Multinomial model is definitely much more terrific than all the previous models!

## 3.6 PassiveAggressiveClassifier Model after Data Split

In [None]:
# Build a pipeline with TFIDF and MultinomialClassifier
pac_pipeline = Pipeline([('vect',TfidfVectorizer()),
                         ('smote', SMOTE()),
                 ('pac',PassiveAggressiveClassifier())])

# Define the grid
grid_10 = [{'vect__stop_words': ['english'],
         'vect__max_df': [0.7, 0.8],
         'vect__min_df': [0, 0.5, 1.0],
         'pac__max_iter': [50, 200, 500, 1000]}]

# Define a grid search
gs_10 = GridSearchCV(estimator=pac_pipeline, 
                          param_grid=grid_10, 
                          scoring='f1_micro', 
                          cv=5)

In [None]:
# Build a pipeline with TFIDF and MultinomialClassifier
pac_pipeline2 = Pipeline([('vect',CountVectorizer()),
                         ('smote', SMOTE()),
                 ('pac',PassiveAggressiveClassifier())])

# Define the grid
grid_11 = [{'vect__stop_words': ['english'],
         'vect__max_df': [0.7, 0.8],
         'vect__min_df': [0, 0.5, 1.0],
         'pac__max_iter': [50, 200, 500, 1000]}]

# Define a grid search
gs_11 = GridSearchCV(estimator=pac_pipeline2, 
                          param_grid=grid_11, 
                          scoring='f1_micro', 
                          cv=5)

### 3.6.1 TFIDF Vectorizer Cross Validation Results

In [None]:
# Using Original Text Dataset
gs_10.fit(x_im_train, y_im_train)

# Best accuracy
print('Best F1_Score: %.3f' % gs_10.best_score_)

In [None]:
# Using Stemmed Text Dataset
gs_10.fit(x_im_stem_train, y_im_stem_train)

# Best accuracy
print('Best F1_Score: %.3f' % gs_10.best_score_)

In [None]:
# Using Lemmatized Text Dataset
gs_10.fit(x_im_lem_train, y_im_lem_train)

# Best accuracy
print('Best F1_Score: %.3f' % gs_10.best_score_)

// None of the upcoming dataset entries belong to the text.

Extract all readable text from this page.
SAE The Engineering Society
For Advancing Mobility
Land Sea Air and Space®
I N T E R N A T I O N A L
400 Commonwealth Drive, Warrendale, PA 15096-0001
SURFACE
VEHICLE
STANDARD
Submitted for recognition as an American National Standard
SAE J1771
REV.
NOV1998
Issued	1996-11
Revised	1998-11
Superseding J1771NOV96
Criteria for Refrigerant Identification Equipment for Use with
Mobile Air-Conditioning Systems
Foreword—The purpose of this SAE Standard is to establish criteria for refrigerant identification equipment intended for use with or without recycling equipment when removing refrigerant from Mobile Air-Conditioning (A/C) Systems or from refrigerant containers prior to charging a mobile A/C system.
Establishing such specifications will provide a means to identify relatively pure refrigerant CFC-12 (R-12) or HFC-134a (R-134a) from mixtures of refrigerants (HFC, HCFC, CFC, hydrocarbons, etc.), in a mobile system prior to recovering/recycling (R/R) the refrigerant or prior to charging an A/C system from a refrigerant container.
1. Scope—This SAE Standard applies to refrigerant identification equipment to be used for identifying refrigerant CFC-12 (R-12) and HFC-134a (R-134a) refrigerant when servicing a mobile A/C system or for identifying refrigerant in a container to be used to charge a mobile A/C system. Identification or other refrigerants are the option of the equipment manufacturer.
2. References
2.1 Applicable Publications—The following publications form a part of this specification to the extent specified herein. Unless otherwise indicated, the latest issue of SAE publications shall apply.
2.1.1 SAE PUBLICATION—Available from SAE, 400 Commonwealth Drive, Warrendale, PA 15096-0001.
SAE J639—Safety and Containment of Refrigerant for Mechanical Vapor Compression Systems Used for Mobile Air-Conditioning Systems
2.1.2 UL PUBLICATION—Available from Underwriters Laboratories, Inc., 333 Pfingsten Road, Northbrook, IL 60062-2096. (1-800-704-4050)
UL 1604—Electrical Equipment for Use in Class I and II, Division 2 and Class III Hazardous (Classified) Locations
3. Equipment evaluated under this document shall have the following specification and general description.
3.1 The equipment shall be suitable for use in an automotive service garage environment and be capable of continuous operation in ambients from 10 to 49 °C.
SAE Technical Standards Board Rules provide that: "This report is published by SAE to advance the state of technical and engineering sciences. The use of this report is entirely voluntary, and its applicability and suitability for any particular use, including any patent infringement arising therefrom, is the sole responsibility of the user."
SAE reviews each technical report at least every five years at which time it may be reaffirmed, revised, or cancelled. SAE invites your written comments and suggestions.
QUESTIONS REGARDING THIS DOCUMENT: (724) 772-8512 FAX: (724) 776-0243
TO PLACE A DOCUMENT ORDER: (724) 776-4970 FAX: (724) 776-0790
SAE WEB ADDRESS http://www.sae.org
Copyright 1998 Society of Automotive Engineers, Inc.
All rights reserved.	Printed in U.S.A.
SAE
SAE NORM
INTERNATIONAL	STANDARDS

### 3.6.2 CountVectorizer Cross Validation Results

In [None]:
# Using Original Text Dataset
gs_9.fit(x_im_train, y_im_train)

# Best accuracy
print('Best F1_Score: %.3f' % gs_9.best_score_)

In [None]:
# Using Lemmatized Text Dataset
gs_9.fit(x_im_lem_train, y_im_lem_train)

# Best accuracy
print('Best F1_Score: %.3f' % gs_9.best_score_)

In [None]:
# Using Stemmed Text Dataset
gs_9.fit(x_im_stem_train, y_im_stem_train)

# Best accuracy
print('Best F1_Score: %.3f' % gs_9.best_score_)

### 3.6.3 PassiveAggressiveClassifer Model Evaluation

Lemmatized TFIDF Vectorizor is the best model according to CV.

In [None]:
# Predicting the model for tf-idf features
pac_imb_pred = gs_10.predict(x_im_lem_test)

In [None]:
# Check the accuracy score for tfidf features
pac_imb_score=accuracy_score(y_im_lem_test, pac_imb_pred)
print("RandomForest TF-IDF accuracy score:", pac_imb_score)

In [None]:
# Set x_teset_tfidf value for Confusion Matrix Evaluation
gs10_pac_tfidf = gs_10.best_estimator_.named_steps['vect'].transform(x_im_lem_test)

In [None]:
pac_cm = plot_confusion_matrix(gs_10.best_estimator_.named_steps['pac'], gs10_pac_tfidf , y_im_lem_test)
plt.suptitle("Imbalance Data PassiveAggressive Confusion Matrix")
plt.savefig('./images/Imb_Pac_CF.png');

In [None]:
pac_roc = plot_roc_curve(gs_10.best_estimator_.named_steps['pac'] ,gs10_pac_tfidf, y_im_lem_test)
plt.suptitle("Imbalance Data PassiveAggressive ROC Curve")
plt.savefig('./images/Imb_PAC_ROC.png');

In [None]:
pac_report = classification_report(y_im_lem_test, pac_imb_pred, target_names = ['0','1'])
print(pac_report)

PassiveAgressive Model is doing great as well, but MultinomialClassifier model is slightly better.

***

## Conclusion

Although PassiveAggressive Model was a strong competitior, I concluded that MultinomialNB model being the optimal model for our dataset.<br>
Compared to PassiveAggresive Model, MultinomialNB model was better in:
1. Higher Accuracy & F1-Score
2. Classified higher # of Fake News
3. Classified higher # of Real News
4. Lower False Negative 


Sine MultinomialNB classifier is built to be suitable for classification with word counts for text classification, it is not a surprise that MultinomialNB was the optimal classifier.

***

## Ideas for Improvement

1. Try Unsupervised Learning Models. (Deep Learning)
2. Try Web-Scraping from Fake News sites like Onions and see how well our model performs.
3. Try Web-Scraping from Social Media and see the Fake News Detection Rate.